Community Corner

Long Beach Couple Discover Benevolence on Buried Street

John and Barbara McCauley’s bungalow still sits just yards from Michigan Street beach. As Hurricane Sandy raged the night of Oct. 29, the ocean flowed down their block like a mad river, taking their front porch with it. Yet not a drop of water invaded their home.

They and their West End neighbors, though, were buried in sand that was once the dunes that were created to protect their streets and property.  

“The way it was going it was beginning to look a bit iffy,” Barbara recalled about the height of the storm lined up with a full-moon tide.

While John gave Patch a tour of their home of 40 years last Friday, before it was repowered that evening, he said that Barbara started to take covet porcelain pieces from the china closet to their attic. Although they didn’t know it at the time of the storm, the dunes probably saved their home from massive flooding. “I think that’s what saved us,” Barbara speculated.  

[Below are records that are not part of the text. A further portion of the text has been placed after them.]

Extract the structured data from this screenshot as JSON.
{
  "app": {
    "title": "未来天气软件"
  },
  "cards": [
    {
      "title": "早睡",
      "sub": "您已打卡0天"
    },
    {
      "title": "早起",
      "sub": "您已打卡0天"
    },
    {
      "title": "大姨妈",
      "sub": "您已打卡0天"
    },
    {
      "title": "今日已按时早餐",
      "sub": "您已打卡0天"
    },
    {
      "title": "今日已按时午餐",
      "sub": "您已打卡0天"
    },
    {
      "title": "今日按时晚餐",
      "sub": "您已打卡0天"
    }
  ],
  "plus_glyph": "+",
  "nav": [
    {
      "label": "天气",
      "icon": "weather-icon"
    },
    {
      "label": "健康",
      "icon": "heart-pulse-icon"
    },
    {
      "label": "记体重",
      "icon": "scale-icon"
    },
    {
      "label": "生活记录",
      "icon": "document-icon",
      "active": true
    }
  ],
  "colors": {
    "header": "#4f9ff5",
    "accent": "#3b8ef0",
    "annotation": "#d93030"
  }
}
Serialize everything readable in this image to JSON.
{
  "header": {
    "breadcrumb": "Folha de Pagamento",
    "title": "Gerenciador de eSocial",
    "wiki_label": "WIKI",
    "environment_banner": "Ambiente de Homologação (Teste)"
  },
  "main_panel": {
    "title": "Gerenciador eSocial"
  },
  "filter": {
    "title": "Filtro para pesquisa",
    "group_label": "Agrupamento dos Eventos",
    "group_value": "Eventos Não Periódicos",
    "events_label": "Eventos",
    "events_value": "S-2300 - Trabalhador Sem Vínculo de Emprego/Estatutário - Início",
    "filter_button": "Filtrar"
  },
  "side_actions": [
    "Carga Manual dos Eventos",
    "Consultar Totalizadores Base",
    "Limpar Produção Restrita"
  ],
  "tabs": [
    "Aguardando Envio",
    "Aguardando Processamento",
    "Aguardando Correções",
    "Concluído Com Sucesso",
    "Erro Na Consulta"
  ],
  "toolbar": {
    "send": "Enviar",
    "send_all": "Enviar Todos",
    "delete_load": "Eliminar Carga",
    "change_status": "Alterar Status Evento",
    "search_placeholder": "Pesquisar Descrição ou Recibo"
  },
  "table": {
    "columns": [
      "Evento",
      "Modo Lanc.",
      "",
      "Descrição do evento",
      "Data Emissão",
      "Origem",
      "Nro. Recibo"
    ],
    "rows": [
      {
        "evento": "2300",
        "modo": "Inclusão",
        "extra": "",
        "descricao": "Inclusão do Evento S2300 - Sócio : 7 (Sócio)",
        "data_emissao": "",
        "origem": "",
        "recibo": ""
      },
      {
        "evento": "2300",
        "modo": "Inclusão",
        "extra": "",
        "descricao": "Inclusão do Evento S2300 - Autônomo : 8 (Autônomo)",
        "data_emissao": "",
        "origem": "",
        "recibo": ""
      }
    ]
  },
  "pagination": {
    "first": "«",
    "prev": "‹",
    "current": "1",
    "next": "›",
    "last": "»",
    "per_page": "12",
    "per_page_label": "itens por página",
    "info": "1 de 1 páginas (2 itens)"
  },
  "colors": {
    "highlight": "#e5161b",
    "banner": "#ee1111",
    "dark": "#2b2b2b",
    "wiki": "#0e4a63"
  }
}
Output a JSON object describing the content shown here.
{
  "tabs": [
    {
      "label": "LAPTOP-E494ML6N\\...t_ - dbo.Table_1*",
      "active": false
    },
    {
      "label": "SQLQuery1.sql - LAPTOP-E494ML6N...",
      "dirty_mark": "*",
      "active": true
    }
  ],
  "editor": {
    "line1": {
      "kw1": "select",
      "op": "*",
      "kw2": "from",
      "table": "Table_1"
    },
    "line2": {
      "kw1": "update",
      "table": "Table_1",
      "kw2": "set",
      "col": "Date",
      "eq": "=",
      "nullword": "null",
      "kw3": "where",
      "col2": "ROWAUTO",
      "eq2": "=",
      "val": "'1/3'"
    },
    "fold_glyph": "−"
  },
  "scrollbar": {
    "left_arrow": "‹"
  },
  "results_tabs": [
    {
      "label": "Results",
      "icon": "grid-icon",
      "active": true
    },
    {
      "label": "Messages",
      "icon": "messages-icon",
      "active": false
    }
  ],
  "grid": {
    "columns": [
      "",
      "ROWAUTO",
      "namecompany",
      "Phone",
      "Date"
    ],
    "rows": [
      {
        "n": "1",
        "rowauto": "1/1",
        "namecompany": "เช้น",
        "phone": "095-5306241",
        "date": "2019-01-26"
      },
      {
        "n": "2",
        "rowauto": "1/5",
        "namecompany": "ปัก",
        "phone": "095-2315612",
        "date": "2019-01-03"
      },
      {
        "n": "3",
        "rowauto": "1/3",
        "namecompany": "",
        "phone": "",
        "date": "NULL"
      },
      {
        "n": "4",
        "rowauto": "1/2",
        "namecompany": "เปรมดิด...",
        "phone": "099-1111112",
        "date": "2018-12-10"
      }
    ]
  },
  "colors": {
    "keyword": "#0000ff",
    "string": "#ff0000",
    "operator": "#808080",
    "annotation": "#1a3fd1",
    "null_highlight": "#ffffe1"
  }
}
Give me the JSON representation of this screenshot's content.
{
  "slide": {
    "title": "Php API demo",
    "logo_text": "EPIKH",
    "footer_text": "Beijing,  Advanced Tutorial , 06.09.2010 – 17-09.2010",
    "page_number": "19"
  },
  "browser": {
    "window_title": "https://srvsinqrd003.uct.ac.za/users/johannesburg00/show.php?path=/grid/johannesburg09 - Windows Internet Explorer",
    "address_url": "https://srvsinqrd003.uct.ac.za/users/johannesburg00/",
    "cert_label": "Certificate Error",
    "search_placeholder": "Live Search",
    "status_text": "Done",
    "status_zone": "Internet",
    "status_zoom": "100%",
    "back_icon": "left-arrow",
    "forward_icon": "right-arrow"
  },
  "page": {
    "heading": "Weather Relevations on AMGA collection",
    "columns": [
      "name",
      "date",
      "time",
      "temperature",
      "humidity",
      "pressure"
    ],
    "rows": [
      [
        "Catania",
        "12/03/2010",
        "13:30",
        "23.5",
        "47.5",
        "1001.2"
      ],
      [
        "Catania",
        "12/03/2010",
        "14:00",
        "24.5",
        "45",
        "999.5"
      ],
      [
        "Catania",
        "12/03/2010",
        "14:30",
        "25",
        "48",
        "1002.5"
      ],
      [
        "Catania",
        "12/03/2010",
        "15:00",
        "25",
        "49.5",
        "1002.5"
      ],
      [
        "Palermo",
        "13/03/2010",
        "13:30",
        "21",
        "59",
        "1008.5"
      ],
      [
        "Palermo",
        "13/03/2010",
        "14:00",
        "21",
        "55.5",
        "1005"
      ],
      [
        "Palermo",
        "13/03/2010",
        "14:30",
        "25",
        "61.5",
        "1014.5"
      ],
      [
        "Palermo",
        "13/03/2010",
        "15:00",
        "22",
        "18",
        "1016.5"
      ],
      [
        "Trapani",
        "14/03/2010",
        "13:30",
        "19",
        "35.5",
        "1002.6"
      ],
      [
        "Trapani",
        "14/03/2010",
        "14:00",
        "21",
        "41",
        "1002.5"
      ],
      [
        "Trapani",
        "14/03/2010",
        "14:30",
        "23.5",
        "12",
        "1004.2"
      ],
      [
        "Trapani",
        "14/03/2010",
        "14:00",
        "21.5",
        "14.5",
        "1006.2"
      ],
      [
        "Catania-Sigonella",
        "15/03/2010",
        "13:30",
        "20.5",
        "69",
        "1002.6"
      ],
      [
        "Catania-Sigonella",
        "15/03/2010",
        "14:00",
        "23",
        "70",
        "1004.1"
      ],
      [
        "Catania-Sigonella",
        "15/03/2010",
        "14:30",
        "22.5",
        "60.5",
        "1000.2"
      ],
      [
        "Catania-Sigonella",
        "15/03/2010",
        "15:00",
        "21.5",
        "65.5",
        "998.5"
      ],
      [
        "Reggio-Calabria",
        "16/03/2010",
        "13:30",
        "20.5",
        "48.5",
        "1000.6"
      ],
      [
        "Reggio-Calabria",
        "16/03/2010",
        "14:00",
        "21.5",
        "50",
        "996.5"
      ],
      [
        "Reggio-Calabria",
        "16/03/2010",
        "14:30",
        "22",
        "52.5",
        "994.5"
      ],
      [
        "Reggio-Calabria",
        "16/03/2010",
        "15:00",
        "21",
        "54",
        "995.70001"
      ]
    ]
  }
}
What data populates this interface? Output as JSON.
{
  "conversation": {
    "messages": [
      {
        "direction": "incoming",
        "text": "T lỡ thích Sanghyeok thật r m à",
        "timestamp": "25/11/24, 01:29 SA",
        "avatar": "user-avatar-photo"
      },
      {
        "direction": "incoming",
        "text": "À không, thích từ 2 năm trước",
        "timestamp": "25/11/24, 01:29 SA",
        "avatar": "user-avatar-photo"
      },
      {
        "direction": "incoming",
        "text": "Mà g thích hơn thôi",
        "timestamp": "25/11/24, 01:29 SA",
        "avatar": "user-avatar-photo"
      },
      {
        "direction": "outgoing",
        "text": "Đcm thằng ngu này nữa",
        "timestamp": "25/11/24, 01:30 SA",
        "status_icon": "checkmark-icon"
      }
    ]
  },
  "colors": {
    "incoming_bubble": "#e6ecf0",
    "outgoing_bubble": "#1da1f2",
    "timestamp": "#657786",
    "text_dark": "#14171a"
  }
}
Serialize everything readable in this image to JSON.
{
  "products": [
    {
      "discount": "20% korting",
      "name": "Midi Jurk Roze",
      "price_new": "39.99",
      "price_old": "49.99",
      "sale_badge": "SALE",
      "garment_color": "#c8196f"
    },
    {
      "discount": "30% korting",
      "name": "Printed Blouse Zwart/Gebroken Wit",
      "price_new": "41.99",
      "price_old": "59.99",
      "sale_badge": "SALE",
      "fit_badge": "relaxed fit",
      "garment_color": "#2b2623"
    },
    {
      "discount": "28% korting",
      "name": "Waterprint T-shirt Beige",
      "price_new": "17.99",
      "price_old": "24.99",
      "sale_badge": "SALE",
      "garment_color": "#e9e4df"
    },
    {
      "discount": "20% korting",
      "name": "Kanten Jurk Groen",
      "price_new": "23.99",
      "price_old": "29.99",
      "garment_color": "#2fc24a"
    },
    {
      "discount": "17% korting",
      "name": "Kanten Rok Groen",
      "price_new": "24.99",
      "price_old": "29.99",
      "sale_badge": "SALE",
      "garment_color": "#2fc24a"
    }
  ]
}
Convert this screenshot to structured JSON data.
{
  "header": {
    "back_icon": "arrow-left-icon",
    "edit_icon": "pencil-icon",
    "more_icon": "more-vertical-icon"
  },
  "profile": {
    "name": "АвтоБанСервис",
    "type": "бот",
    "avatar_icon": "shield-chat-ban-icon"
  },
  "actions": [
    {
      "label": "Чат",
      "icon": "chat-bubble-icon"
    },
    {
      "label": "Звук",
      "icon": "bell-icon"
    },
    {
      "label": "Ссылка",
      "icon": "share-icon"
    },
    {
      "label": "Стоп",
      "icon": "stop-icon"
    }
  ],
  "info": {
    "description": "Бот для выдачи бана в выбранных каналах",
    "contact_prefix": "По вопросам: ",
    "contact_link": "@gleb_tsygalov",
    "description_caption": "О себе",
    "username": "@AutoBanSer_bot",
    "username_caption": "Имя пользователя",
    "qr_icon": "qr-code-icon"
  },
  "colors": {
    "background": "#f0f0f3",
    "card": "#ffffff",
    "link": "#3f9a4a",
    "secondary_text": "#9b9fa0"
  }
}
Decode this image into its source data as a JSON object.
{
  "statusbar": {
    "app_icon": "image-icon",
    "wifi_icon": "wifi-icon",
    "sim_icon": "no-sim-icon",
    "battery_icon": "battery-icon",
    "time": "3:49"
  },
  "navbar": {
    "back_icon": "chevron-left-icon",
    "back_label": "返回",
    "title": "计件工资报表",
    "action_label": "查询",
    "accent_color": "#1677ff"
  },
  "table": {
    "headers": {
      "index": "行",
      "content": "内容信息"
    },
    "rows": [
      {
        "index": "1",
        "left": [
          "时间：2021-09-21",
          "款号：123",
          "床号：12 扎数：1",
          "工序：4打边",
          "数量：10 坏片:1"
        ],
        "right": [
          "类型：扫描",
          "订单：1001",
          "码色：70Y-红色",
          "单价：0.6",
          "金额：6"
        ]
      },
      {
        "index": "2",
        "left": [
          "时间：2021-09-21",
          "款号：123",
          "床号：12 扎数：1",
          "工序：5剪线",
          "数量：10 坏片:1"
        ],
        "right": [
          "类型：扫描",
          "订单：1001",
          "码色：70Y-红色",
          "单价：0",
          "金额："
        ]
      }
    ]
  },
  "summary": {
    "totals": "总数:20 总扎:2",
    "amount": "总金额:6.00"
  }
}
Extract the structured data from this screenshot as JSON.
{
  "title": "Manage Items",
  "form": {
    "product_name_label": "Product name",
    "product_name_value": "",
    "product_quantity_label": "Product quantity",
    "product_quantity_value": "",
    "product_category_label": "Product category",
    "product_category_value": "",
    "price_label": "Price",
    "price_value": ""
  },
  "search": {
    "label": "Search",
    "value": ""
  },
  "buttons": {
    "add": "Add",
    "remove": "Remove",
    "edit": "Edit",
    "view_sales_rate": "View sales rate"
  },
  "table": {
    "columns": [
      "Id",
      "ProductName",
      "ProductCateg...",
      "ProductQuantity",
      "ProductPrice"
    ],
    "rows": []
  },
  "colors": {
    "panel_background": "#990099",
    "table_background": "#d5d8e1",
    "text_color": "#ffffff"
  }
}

Once the storm settled, John’s Hyundai station wagon ended up in the middle of their sand covered block, a scene that ended up as a front-page photo of The New York Times. Visually, at least, Michigan Street appeared to be the hardest hit in the city.

During the eleven days they went without power and heat, the McCauleys found the greatest problem was the unknown. With no phone, Internet or television, the world beyond the West End was cut off to them. Later, during last weekend’s cleanup of their street, John’s car was towed away, its whereabouts unknown.

What the couple discovered while stuck in their neighborhood, though, was how benevolent people can be after a life-altering storm.

“People have been great,” said John, as an emotional lump formed in his throughout.  

He noted how a random father and son from Nashville, possibly from a church organizations that volunteers in storm-ravaged areas, brought him and his wife candy and soda and Band-Aids, and one of his friends drove from Putnam County to give him a generator. And John emphasized the Knights of Columbus lodge on West Beech Street, where lodge members gave people everything from hot food to cleaning supplies.

“I never knew that people could be so great,” he added.